# Proof of $f^{-1}(A) \cap f^{-1}(B)= f^{-1}(A \cap B)$

First let me say I am aware of the other threads on this result. The reason for me making this thread is to find out whether or not my proof/proof attempt is correct.

The problem stated in full detail is given below.

Let $$X,Y$$ be sets and $$f:X \rightarrow Y$$, let $$C,D \subseteq X$$ and let $$A,B \subseteq Y$$. Prove that $$f^{-1}(A) \cap f^{-1}(B)= f^{-1}(A \cap B)$$.

Here is my attempt:

$$f^{-1}(A) \cap f^{-1}(B)= { \{x\in X \mid f(x) \in A\}}\cap { \{x\in X \mid f(x) \in B\}}= \{x\in X \mid f(x) \in A\wedge f(x) \in B\}= \{x\in X \mid f(x) \in A\cap B \}=f^{-1}(A \cap B)$$

If anyone would be kind enough to explain to me where I've gone wrong or made an unjustified assumption I would be very grateful!

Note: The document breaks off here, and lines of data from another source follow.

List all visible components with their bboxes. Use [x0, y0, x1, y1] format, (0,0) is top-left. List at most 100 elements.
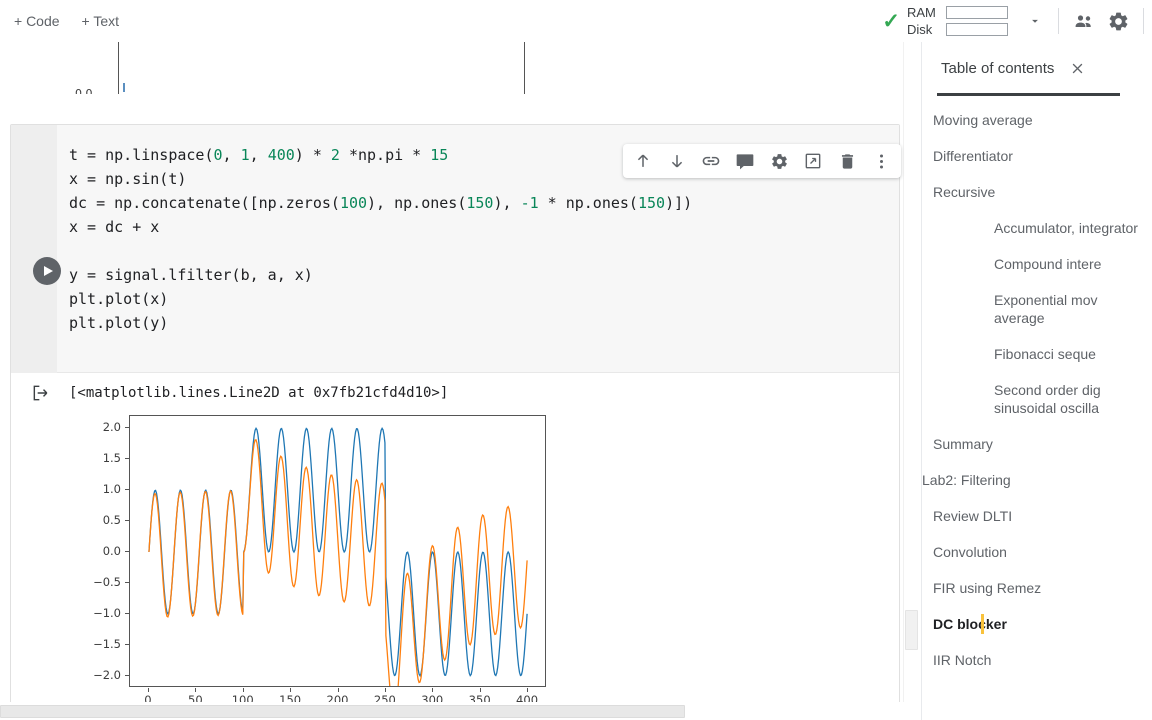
plot-xtick-mark	[432, 688, 434, 692]
ram-meter-track	[946, 6, 1008, 19]
ram-label: RAM	[907, 5, 936, 20]
code-token: x = np.sin(t) dc = np.concatenate([np.ze…	[69, 170, 340, 212]
plot-ytick-label: 0.5	[102, 513, 121, 528]
output-arrow-icon	[31, 383, 51, 403]
plot-xtick-mark	[242, 688, 244, 692]
cell-action-toolbar[interactable]	[623, 144, 901, 178]
plot-xtick-label: 400	[516, 693, 539, 702]
toc-item[interactable]: Recursive	[922, 174, 1152, 210]
add-text-label: + Text	[81, 13, 120, 29]
check-icon: ✓	[882, 9, 900, 33]
toc-active-tab-underline	[937, 93, 1120, 96]
plot-xtick-mark	[337, 688, 339, 692]
code-number-literal: 400	[267, 146, 295, 164]
add-code-label: + Code	[14, 13, 60, 29]
plot-xtick-label: 50	[188, 693, 203, 702]
toc-item[interactable]: FIR using Remez	[922, 570, 1152, 606]
code-source[interactable]: t = np.linspace(0, 1, 400) * 2 *np.pi * …	[69, 143, 692, 335]
previous-plot-frame	[118, 42, 525, 94]
plot-ytick-mark	[125, 458, 129, 460]
toc-item[interactable]: DC blocker	[922, 606, 1152, 642]
toc-item[interactable]: Fibonacci seque	[922, 336, 1152, 372]
code-cell[interactable]: t = np.linspace(0, 1, 400) * 2 *np.pi * …	[10, 124, 901, 702]
runtime-status[interactable]: ✓ RAM Disk	[882, 5, 1014, 37]
cell-settings-icon[interactable]	[762, 145, 796, 177]
add-text-cell-button[interactable]: + Text	[74, 9, 128, 33]
toc-item[interactable]: Convolution	[922, 534, 1152, 570]
code-number-literal: -1	[520, 194, 539, 212]
toc-item[interactable]: IIR Notch	[922, 642, 1152, 678]
plot-xtick-label: 200	[326, 693, 349, 702]
code-editor-region[interactable]: t = np.linspace(0, 1, 400) * 2 *np.pi * …	[11, 125, 901, 394]
plot-xtick-mark	[384, 688, 386, 692]
plot-ytick-mark	[125, 612, 129, 614]
toc-item[interactable]: Summary	[922, 426, 1152, 462]
toolbar-divider-1	[1058, 8, 1059, 34]
toc-item[interactable]: Exponential mov average	[922, 282, 1152, 336]
mirror-cell-icon[interactable]	[796, 145, 830, 177]
link-to-cell-icon[interactable]	[694, 145, 728, 177]
plot-ytick-mark	[125, 643, 129, 645]
more-options-icon[interactable]	[864, 145, 898, 177]
move-cell-down-icon[interactable]	[660, 145, 694, 177]
code-token: ,	[249, 146, 268, 164]
table-of-contents-panel: Table of contents Moving average Differen…	[921, 42, 1152, 720]
move-cell-up-icon[interactable]	[626, 145, 660, 177]
plot-ytick-label: −1.5	[93, 636, 121, 651]
plot-ytick-label: 1.0	[102, 482, 121, 497]
code-number-literal: 0	[213, 146, 223, 164]
plot-xtick-mark	[527, 688, 529, 692]
add-comment-icon[interactable]	[728, 145, 762, 177]
horizontal-scrollbar-thumb[interactable]	[0, 705, 685, 718]
delete-cell-icon[interactable]	[830, 145, 864, 177]
run-cell-button[interactable]	[33, 257, 61, 285]
toc-item[interactable]: Differentiator	[922, 138, 1152, 174]
toc-item[interactable]: Lab2: Filtering	[922, 462, 1152, 498]
code-token: t = np.linspace(	[69, 146, 214, 164]
gear-icon[interactable]	[1101, 4, 1135, 38]
plot-xtick-label: 0	[144, 693, 152, 702]
toc-item-list[interactable]: Moving average Differentiator Recursive Acc…	[922, 102, 1152, 720]
code-token: ) *	[294, 146, 331, 164]
plot-ytick-mark	[125, 674, 129, 676]
code-token: ,	[222, 146, 241, 164]
plot-xtick-mark	[195, 688, 197, 692]
plot-xtick-label: 350	[468, 693, 491, 702]
toc-item[interactable]: Compound intere	[922, 246, 1152, 282]
disk-meter-track	[946, 23, 1008, 36]
plot-xtick-mark	[290, 688, 292, 692]
add-code-cell-button[interactable]: + Code	[6, 9, 68, 33]
plot-ytick-label: −0.5	[93, 574, 121, 589]
stdout-text: [<matplotlib.lines.Line2D at 0x7fb21cfd4…	[69, 385, 449, 401]
notebook-scroll-area: 0.0 0.00.20.40.60.81.0 t = np.linspace(0…	[0, 42, 920, 702]
code-token: * np.ones(	[538, 194, 638, 212]
plot-ytick-label: 2.0	[102, 420, 121, 435]
plot-xtick-mark	[479, 688, 481, 692]
toc-title: Table of contents	[941, 59, 1055, 77]
previous-plot-ytick-label: 0.0	[75, 87, 93, 94]
disk-label: Disk	[907, 22, 933, 37]
toc-item[interactable]: Review DLTI	[922, 498, 1152, 534]
toc-item[interactable]: Moving average	[922, 102, 1152, 138]
vertical-scrollbar-track[interactable]	[903, 42, 920, 702]
toc-item[interactable]: Second order dig sinusoidal oscilla	[922, 372, 1152, 426]
vertical-scrollbar-thumb[interactable]	[905, 610, 918, 650]
code-number-literal: 150	[466, 194, 494, 212]
cell-output-region: [<matplotlib.lines.Line2D at 0x7fb21cfd4…	[11, 373, 899, 702]
ram-meter-row: RAM	[907, 5, 1008, 20]
plot-ytick-mark	[125, 520, 129, 522]
people-share-icon[interactable]	[1067, 4, 1101, 38]
code-token: )]) x = dc + x y = signal.lfilter(b, a, …	[69, 194, 693, 332]
plot-axes-frame	[129, 415, 546, 687]
plot-ytick-label: 0.0	[102, 544, 121, 558]
close-icon[interactable]	[1066, 57, 1088, 79]
chevron-down-icon[interactable]	[1020, 6, 1050, 36]
cell-gutter	[11, 125, 57, 373]
toc-item[interactable]: Accumulator, integrator	[922, 210, 1152, 246]
plot-ytick-label: −2.0	[93, 667, 121, 682]
code-token: ), np.ones(	[367, 194, 467, 212]
plot-xtick-label: 100	[231, 693, 254, 702]
code-number-literal: 100	[339, 194, 368, 212]
plot-ytick-mark	[125, 489, 129, 491]
plot-xtick-mark	[147, 688, 149, 692]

• you have only proved $f^{-1}(A) \cap f^{-1}(B)\subseteq f^{-1}(A \cap B)$. You will need to prove that $f^{-1}(A \cap B)\subseteq f^{-1}(A) \cap f^{-1}(B)$ – Neo Oct 16 '18 at 11:32
• @Neo Really? As far as I can tell I have only used equality ad not implication rules... – krtgdl Oct 16 '18 at 11:33
• @Neo Nope. Every equality OP wrote is true, they proved equality, not just inclusion. – 5xum Oct 16 '18 at 11:35
• Learnt something new, I was marked wrong in an assignment for doing that once :/ – Neo Oct 16 '18 at 11:37
• @Neo If you did it the wrong way, it might have been marked correctly. It's possible to use the correct tool incorrectly. Or maybe you were cheated. I'd have to see the concrete example. – 5xum Oct 16 '18 at 11:56

\begin{align}x\in f^{-1}(A)\cap f^{-1}(B)\iff &(x\in f^{-1}(A)\land x\in f^{-1}(B)\\\iff& f(x)\in A\land f(x)\in B\\\iff& f(x)\in A\cap B\\\iff& x\in f^{-1}(A\cap B)\end{align}